For some of the design sprints, I invited a more diverse group of people to work together from different areas of the company so we could discuss the possible solutions from different perspectives before deciding which one to prototype and test. Acting as a facilitator, I ran one to two week sprints mixing designers with developers and product and sales representatives. The directors of marketing, finance, and technology acted as experts, and the CEO, the decider.
As the design team worked on hi-fidelity screens, we ran scripted tests with external guests. During the tests, the guests had to perform specific tasks on our prototype. Once again, while I interviewed them, I learned more about the challenges and uncertainties of our users, discovering more about their personal stories. Other employees watched the tests in a second room, taking notes and marking comments. All of that informed our design decisions and strengthened my negotiations with stakeholders.
During the final weeks of design, I managed a team of three designers in an intense work schedule to put all of the pieces together and delivered a full prototype and a PDF with the specs. Once the development team took over, I acted as the interim PO, helping them to navigate the documentation around the user journeys, interactions, animations, and the overall architecture.

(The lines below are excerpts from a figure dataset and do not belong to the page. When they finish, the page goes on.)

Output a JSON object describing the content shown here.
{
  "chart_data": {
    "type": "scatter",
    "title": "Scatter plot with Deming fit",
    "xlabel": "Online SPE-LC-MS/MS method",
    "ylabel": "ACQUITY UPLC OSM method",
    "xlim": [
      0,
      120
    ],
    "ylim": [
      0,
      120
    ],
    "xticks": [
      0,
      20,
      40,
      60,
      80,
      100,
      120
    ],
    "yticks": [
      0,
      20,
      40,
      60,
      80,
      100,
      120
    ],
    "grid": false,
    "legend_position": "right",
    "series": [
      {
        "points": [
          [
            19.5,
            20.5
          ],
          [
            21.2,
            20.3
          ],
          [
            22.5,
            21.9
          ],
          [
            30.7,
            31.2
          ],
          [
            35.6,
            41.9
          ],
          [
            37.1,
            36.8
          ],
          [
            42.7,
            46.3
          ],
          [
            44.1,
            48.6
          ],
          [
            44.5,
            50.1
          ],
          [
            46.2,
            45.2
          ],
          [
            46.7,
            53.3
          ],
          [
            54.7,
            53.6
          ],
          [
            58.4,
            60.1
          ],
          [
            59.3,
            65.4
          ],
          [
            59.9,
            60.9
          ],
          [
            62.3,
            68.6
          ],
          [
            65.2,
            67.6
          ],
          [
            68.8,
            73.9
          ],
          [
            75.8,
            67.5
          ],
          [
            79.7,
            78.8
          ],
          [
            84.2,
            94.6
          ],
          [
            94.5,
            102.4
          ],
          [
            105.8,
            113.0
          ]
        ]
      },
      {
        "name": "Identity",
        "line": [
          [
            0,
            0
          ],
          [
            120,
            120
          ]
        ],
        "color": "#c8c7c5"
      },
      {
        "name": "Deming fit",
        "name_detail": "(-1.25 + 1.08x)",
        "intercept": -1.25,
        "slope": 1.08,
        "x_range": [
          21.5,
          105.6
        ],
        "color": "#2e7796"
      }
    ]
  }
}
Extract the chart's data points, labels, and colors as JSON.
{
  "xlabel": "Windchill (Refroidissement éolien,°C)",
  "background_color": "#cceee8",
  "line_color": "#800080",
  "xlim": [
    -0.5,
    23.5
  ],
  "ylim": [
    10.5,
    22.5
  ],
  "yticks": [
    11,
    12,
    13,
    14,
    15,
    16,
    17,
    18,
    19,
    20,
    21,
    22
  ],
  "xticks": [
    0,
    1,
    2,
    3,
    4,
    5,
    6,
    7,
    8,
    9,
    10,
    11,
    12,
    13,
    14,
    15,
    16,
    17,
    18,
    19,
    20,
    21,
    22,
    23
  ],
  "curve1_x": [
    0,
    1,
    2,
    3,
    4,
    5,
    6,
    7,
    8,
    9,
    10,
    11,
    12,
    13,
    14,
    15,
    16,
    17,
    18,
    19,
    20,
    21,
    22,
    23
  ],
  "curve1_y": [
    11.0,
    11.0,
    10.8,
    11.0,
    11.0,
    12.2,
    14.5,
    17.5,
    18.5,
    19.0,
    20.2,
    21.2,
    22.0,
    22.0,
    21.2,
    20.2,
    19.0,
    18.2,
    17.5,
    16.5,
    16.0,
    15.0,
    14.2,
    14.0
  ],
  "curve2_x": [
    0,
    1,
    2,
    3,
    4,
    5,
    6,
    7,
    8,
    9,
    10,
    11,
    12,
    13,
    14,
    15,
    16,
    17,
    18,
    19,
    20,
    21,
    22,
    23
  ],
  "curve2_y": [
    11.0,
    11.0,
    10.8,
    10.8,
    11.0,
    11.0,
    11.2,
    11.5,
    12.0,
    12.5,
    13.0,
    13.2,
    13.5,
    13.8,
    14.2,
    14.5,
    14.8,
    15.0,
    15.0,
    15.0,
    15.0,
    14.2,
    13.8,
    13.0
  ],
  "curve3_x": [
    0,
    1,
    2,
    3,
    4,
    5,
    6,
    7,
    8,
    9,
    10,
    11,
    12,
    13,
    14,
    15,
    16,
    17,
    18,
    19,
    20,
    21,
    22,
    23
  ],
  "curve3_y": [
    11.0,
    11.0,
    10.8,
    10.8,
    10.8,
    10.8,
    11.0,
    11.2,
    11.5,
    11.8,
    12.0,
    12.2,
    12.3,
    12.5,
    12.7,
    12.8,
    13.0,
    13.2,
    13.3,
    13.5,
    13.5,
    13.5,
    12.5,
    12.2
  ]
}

Hi-fi prototype: exploring different sections
Hi-fi prototype: onboarding
Empathy for the users is the main pillar of user centric design, but if you don't communicate effectively with stakeholders, all of the knowledge gained from the design process might never find its way to the users´ hands. Developing empathy for the stakeholders and my work colleagues was my greatest achievement on this project. I had to learn how to articulate design decisions for non-designers, and how to be resilient. I was open to other´s suggestions about technical constraints, and I became extremely didactic in my reports and on articulating the logic behind each proposed design. In the end, directors from other areas and the CEO developed trust in the design team, and they adopted a more user-backed decision-making process.